When he saw the girl, young, strong, swift, and lovely, he changed his mind.

The race was run. Atalanta seemed to have wings. Youth after youth was left behind. She had no pity on any. Whoever failed must pay the dreadful price.

Hippomenes said, "Why do you boast of having beaten such laggards as those? I myself will race with you, and I know that I shall win."

Atalanta looked at him, and for the first time her heart felt pity. She was sure that she could not be beaten by any mortal, and she was sorry that such a handsome young man would wish to put his life in danger.

Orders were given to prepare for the race. Hippomenes did not mean to be beaten, so he prayed to Aphrodite. "O goddess!" he said, "thou hast impelled me to undertake this race. Grant me thy help that I may win the maiden."

Aphrodite was pleased, and willing to aid her worshiper. She took three golden apples from the garden of her temple at Cyprus, and gave them to Hippomenes. "Use these as I tell you," she said. "They will win you the victory."

The race began. The two ran very close together, but Hippomenes was a step ahead. He threw down one of the golden apples, but the girl only glanced at it, and ran as rapidly as ever.

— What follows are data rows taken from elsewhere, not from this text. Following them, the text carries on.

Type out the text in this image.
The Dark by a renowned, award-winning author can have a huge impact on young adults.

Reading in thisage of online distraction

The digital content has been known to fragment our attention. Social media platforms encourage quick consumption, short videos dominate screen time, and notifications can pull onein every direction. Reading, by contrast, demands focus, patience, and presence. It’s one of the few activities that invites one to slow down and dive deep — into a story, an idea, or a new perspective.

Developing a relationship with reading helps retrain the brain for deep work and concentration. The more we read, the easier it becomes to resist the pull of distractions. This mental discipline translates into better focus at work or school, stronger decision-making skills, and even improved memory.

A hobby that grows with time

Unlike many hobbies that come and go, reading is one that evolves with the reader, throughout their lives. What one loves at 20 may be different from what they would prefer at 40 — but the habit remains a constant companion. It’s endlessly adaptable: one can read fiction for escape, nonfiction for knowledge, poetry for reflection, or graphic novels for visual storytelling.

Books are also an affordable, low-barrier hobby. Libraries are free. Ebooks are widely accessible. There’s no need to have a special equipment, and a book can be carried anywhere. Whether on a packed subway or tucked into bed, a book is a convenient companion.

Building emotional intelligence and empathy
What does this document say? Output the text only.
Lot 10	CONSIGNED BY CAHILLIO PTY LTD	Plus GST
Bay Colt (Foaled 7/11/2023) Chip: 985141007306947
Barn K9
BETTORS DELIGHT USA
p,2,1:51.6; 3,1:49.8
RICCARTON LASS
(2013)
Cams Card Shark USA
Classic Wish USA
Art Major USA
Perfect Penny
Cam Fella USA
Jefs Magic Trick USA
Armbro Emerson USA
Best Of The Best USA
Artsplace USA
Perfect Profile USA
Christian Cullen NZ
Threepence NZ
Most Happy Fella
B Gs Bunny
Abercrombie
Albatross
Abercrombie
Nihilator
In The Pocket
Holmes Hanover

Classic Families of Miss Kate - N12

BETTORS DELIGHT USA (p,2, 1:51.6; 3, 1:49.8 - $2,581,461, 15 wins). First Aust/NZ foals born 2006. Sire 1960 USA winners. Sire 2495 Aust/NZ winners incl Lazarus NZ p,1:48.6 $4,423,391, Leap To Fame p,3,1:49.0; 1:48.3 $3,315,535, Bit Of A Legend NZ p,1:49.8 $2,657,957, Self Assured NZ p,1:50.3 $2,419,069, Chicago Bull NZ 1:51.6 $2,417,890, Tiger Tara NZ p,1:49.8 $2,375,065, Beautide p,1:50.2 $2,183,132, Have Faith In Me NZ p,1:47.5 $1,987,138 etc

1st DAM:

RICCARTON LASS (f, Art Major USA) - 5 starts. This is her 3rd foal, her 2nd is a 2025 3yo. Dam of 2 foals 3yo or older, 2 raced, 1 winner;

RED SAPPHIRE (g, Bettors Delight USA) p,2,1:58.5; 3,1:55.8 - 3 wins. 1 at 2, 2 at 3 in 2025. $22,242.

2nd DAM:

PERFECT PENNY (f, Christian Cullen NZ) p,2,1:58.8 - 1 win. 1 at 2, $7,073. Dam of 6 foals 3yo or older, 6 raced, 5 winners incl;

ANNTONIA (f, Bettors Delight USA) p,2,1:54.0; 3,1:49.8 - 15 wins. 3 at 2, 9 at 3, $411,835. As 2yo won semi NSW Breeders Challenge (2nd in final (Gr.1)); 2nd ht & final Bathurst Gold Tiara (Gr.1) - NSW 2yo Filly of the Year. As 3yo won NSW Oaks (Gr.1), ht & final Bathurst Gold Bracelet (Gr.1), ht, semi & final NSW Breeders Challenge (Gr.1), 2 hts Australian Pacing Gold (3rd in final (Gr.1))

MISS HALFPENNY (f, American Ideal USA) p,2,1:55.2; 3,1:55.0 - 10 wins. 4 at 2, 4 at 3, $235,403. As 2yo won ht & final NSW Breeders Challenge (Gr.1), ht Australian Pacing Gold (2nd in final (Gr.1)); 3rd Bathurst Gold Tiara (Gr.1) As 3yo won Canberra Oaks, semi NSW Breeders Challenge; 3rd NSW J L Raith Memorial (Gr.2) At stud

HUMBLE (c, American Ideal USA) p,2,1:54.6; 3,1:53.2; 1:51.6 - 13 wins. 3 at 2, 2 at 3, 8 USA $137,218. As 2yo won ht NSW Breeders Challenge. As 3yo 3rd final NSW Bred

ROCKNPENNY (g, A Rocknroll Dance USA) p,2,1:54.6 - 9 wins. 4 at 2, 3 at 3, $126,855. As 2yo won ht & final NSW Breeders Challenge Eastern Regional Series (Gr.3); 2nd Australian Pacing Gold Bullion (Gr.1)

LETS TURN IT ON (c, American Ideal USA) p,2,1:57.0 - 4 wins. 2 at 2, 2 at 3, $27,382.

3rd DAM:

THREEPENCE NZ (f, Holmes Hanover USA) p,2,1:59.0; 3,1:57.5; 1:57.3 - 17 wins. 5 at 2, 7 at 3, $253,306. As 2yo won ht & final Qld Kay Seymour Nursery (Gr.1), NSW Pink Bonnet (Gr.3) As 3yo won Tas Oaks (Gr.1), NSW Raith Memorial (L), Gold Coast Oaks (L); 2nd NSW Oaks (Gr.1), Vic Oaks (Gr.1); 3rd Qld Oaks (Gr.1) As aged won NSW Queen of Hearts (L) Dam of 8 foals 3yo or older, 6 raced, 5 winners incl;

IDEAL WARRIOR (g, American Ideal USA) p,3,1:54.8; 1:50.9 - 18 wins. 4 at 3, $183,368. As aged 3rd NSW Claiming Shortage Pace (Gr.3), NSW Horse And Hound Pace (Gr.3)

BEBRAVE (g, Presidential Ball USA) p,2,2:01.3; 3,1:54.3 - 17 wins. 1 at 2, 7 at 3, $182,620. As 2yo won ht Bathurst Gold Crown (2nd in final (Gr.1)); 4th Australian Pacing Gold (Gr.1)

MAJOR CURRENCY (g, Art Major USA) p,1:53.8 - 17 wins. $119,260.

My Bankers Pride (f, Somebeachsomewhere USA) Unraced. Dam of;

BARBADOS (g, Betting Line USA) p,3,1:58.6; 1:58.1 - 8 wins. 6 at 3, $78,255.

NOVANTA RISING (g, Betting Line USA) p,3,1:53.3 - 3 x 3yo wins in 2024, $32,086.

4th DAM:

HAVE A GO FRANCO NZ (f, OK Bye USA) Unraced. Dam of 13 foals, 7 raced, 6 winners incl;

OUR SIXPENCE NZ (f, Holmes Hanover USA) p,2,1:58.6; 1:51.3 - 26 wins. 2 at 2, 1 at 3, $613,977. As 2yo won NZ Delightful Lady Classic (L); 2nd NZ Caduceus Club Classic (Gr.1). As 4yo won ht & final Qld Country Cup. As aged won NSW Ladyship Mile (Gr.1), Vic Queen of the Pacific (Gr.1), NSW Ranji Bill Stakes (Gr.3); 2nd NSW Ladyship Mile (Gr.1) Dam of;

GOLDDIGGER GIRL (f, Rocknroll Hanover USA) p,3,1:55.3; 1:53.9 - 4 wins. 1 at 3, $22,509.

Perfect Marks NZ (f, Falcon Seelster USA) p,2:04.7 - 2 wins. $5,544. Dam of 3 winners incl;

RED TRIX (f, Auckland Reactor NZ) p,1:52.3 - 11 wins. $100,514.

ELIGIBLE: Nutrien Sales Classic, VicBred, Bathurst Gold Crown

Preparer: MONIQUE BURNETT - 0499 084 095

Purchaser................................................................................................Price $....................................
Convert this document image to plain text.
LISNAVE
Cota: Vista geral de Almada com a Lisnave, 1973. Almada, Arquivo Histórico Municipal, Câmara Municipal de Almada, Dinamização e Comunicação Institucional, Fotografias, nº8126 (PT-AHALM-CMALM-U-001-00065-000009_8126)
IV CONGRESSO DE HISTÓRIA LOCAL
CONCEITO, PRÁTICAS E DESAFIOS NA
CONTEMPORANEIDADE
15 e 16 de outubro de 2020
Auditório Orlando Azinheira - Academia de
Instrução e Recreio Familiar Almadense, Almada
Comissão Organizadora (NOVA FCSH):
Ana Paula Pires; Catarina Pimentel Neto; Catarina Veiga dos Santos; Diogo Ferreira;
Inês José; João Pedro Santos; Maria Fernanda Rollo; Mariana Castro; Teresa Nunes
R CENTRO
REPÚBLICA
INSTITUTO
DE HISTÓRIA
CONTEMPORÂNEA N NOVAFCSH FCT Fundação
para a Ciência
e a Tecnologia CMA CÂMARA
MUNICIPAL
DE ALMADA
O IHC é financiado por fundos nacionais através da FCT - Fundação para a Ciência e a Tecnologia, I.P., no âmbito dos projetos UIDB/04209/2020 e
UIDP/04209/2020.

He threw another apple. She seemed about to stoop for it, but changed her mind and ran on. Then Hippomenes threw his last apple, and the temptation proved too strong for the maiden. She turned aside a little, bent down swiftly, and seized the apple, and in that moment Hippomenes threw himself forward, and touched the goal with two fingers.

Atalanta had lost, and Hippomenes became her husband. They were very glad and happy together, but in their joy they forgot to sacrifice to Aphrodite. She aroused against them the anger of Cybele, who was regarded by some nations as the great mother of all the gods. That goddess changed them from human into beastly forms. To Atalanta she gave the shape of a lioness, to Hippomenes that of a lion. She yoked them to her car, and in all paintings or statues of Cybele she is shown as drawn by these unhappy lovers, for whom the oracle was sadly fulfilled.